1
votes

I have a view with a UIPageViewController and on the method to set view controllers I have use a thread safe instance of self like this:

__block typeof(self) threadedSelf = self;

[self.pageController setViewControllers:@[p]
                              direction:UIPageViewControllerNavigationDirectionReverse
                               animated:YES
                             completion:^(BOOL finished){
                                 if (finished) {
                                     [threadedSelf performSelectorOnMainThread:@selector(setNavTitleText) withObject:nil waitUntilDone:NO];
                                 }
                             }];

The completion block looks similar to other completion blocks, like the UIView animation method, but this is the first completion block where I've had to create a block version of self. Why is this method different than other completion callbacks? Is it because this is an instance method where the UIView animation is a class (static) method?

2
Can you explain why you think you need threadedSelf in the first place? You are making an initial assumption here; why? Is it because setViewControllers is being called on a background thread? If so, why are you doing that? - matt
If I don't set it with a block I get a warning: "Capturing 'self' strongly in this block is likely to lead to a retain cycle". I'm sure I could do the same thing with __weak instead of __block but all the examples I've seen for this method on UIPageViewController specifically use __block. - Jake Hargus
But that has nothing to do with "threaded". It has to do with memory management. That's exactly what I'm asking. Is the question that you don't understand what a weak reference is - why you need one here, and how to get one? - matt
ah gotcha. I got some of this from a tutorial where they listed the variable as "threadsafe" in their explanation. I guess that's not really the case. I know what a weak reference is, I wasn't sure about the __block reference though or why this reference has to be managed differently than other completion blocks. - Jake Hargus
Weak references are threadsafe if you do the weak-strong dance, which I point you to in my comment on my answer. The reason is that if self were to vanish out from under you, the weak-strong dance allows you to detect safely the resulting nil weak ref and go no further. I have never seen __block used in that way and it is not what Apple officially recommends in their WWDC videos; they do the weak-strong dance (and they even call it that; I believe they got that name from me, but I could be wrong, maybe it existed before I started using it :) m. - matt

2 Answers

1
votes

This isn't really a thread safety issue, it's a retain cycle issue. Blocks retain the objects they use. Evidently, from the warning, this block is being retained by self, so if it also uses/retains self then you have a retain cycle.

You should use the __weak qualifier on the pointer to self that you use in the block, like:

__weak typeof(self) weakSelf = self;

Both __weak and __block are frequently used for variables that will appear in blocks, but they have different purposes. The __weak qualifier prevents the block from retaining the object and is exactly the tool you need to prevent a retain cycle. The __block qualifier does prevent the block from retaining the object, but its purpose is really to indicate that the object might be changed inside the block (i.e. changes made to the object inside the block must be visible outside of the block). That is not the case in your example. You refer to self but you are not modifying the pointer (self = foo). Therefore you should use the __weak qualifier instead of the __block qualifier.
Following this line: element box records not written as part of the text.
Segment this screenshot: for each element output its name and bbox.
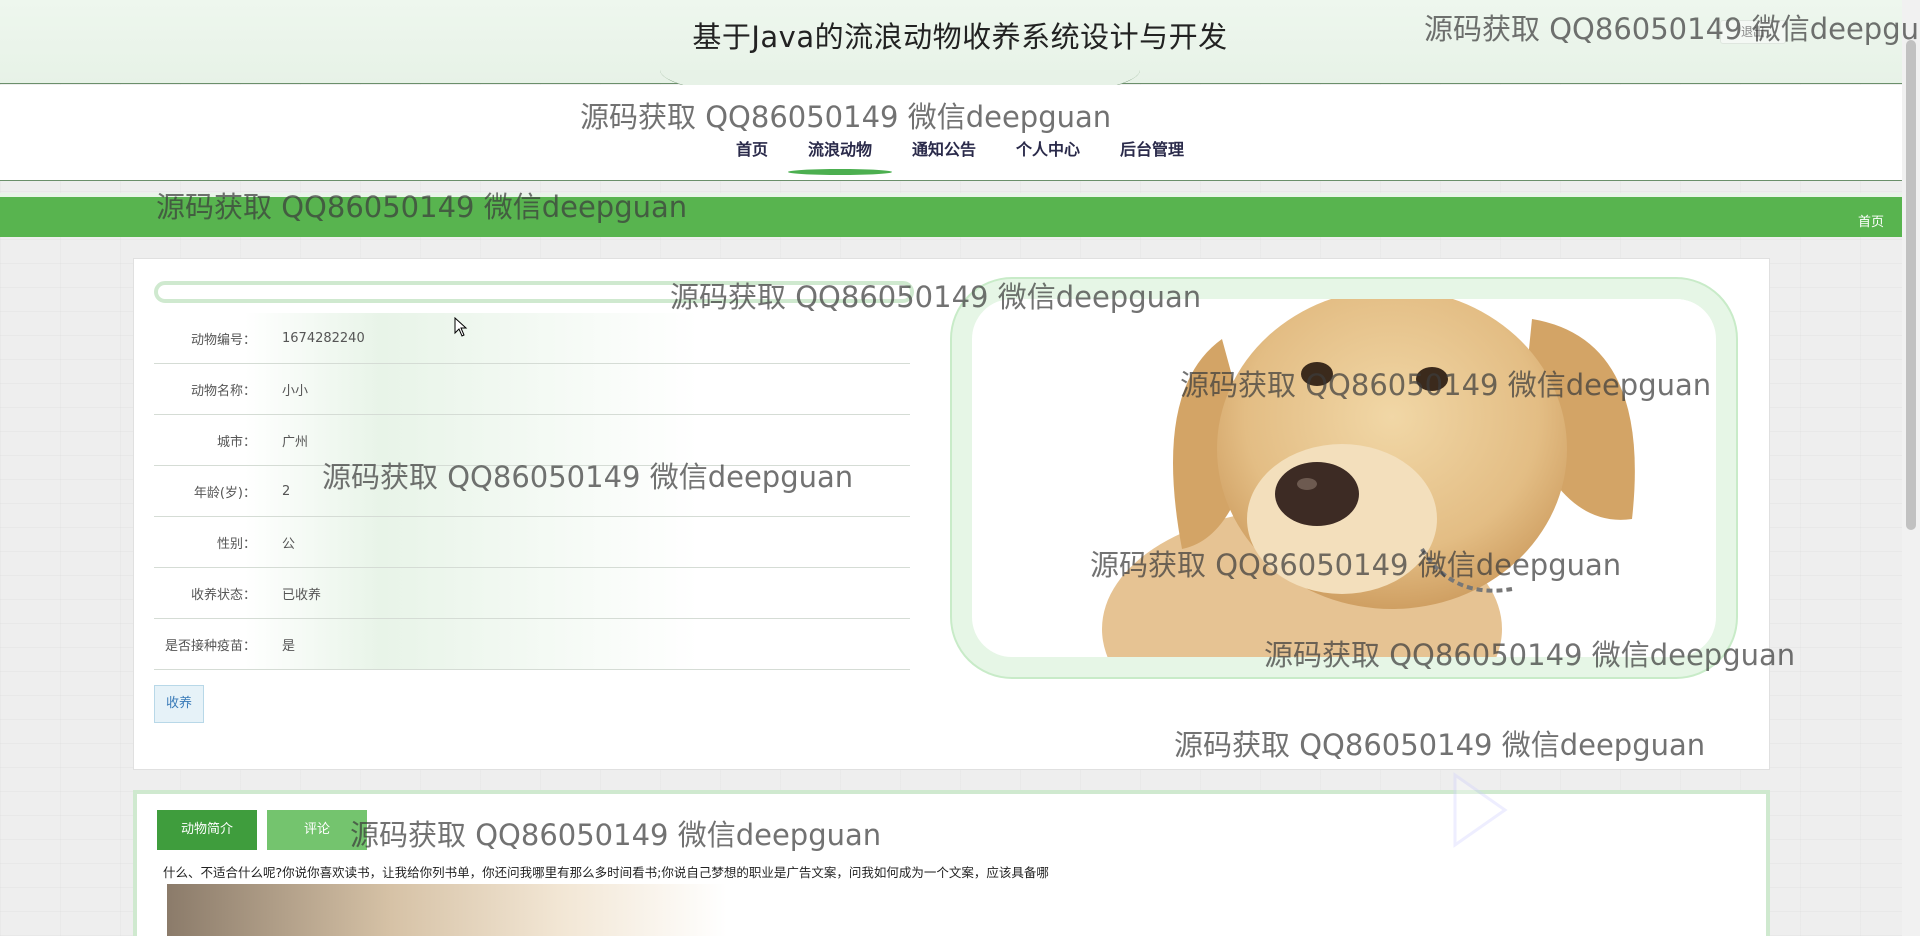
info-label-age: 年龄(岁)： <box>193 485 256 501</box>
animal-tabs-card: 动物简介 评论 什么、不适合什么呢?你说你喜欢读书，让我给你列书单，你还问我哪里… <box>133 790 1770 936</box>
info-label-id: 动物编号： <box>190 332 256 348</box>
mouse-cursor-icon <box>454 317 468 337</box>
info-value-vaccinated: 是 <box>282 638 296 654</box>
detail-title-bar <box>154 281 914 303</box>
nav-item-stray-animals[interactable]: 流浪动物 <box>787 135 893 177</box>
info-label-city: 城市： <box>216 434 256 450</box>
info-label-adoption-status: 收养状态： <box>190 587 256 603</box>
breadcrumb-home[interactable]: 首页 <box>1858 211 1884 230</box>
info-row: 年龄(岁)： 2 <box>154 466 910 517</box>
info-row: 动物名称： 小小 <box>154 364 910 415</box>
scrollbar-thumb[interactable] <box>1906 40 1916 530</box>
page-scrollbar[interactable] <box>1902 0 1920 936</box>
video-play-logo-icon <box>1453 772 1508 848</box>
info-value-city: 广州 <box>282 434 309 450</box>
info-label-name: 动物名称： <box>190 383 256 399</box>
info-label-vaccinated: 是否接种疫苗： <box>164 638 256 654</box>
breadcrumb-bar: 首页 <box>0 193 1902 237</box>
nav-item-personal-center[interactable]: 个人中心 <box>996 135 1100 177</box>
intro-text: 什么、不适合什么呢?你说你喜欢读书，让我给你列书单，你还问我哪里有那么多时间看书… <box>163 865 1049 880</box>
site-title: 基于Java的流浪动物收养系统设计与开发 <box>692 20 1228 54</box>
animal-info-table: 动物编号： 1674282240 动物名称： 小小 城市： 广州 年龄(岁)： … <box>154 313 910 670</box>
info-value-gender: 公 <box>282 536 296 552</box>
info-row: 是否接种疫苗： 是 <box>154 619 910 670</box>
info-row: 收养状态： 已收养 <box>154 568 910 619</box>
info-row: 性别： 公 <box>154 517 910 568</box>
dog-photo <box>1092 299 1712 657</box>
info-row: 动物编号： 1674282240 <box>154 313 910 364</box>
nav-menu: 首页 流浪动物 通知公告 个人中心 后台管理 <box>0 135 1920 177</box>
info-row: 城市： 广州 <box>154 415 910 466</box>
intro-image <box>167 884 727 936</box>
logout-button[interactable]: 退出 <box>1720 20 1786 44</box>
info-value-id: 1674282240 <box>282 330 365 346</box>
animal-image-frame <box>952 279 1736 677</box>
tab-animal-intro[interactable]: 动物简介 <box>157 810 257 850</box>
info-label-gender: 性别： <box>216 536 256 552</box>
tab-comments[interactable]: 评论 <box>267 810 367 850</box>
nav-item-home[interactable]: 首页 <box>716 135 788 177</box>
info-value-name: 小小 <box>282 383 309 399</box>
info-value-age: 2 <box>282 483 291 499</box>
nav-item-admin[interactable]: 后台管理 <box>1100 135 1204 177</box>
nav-item-notices[interactable]: 通知公告 <box>892 135 996 177</box>
adopt-button[interactable]: 收养 <box>154 685 204 723</box>
info-value-adoption-status: 已收养 <box>282 587 322 603</box>
nav-bar: 首页 流浪动物 通知公告 个人中心 后台管理 <box>0 85 1902 181</box>
animal-detail-card: 动物编号： 1674282240 动物名称： 小小 城市： 广州 年龄(岁)： … <box>133 258 1770 770</box>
In many cases you need neither qualifier. There will be a retain cycle only if the block is actually retained by an object referred to inside the block. Frequently, you will use blocks that are not retained by any object you own, for example:

[UIView animateWithDuration:0.2 animations:^{
    [self makeSomeChangesToBeAnimated];
}];

Here the animation block can safely refer to self with no qualifier, because the block is not retained by self. It might be retained by something else but not by self, so you do not need to use the __weak qualifier.

0
votes

If self retains a block that refers to self, we have a retain cycle. The warning you are trying to avoid is telling you that that might happen here. I don't know whether it's true or not but, given the explicit warning, I take no chances: I pass a weak version of self into the block, using the "weak-strong dance".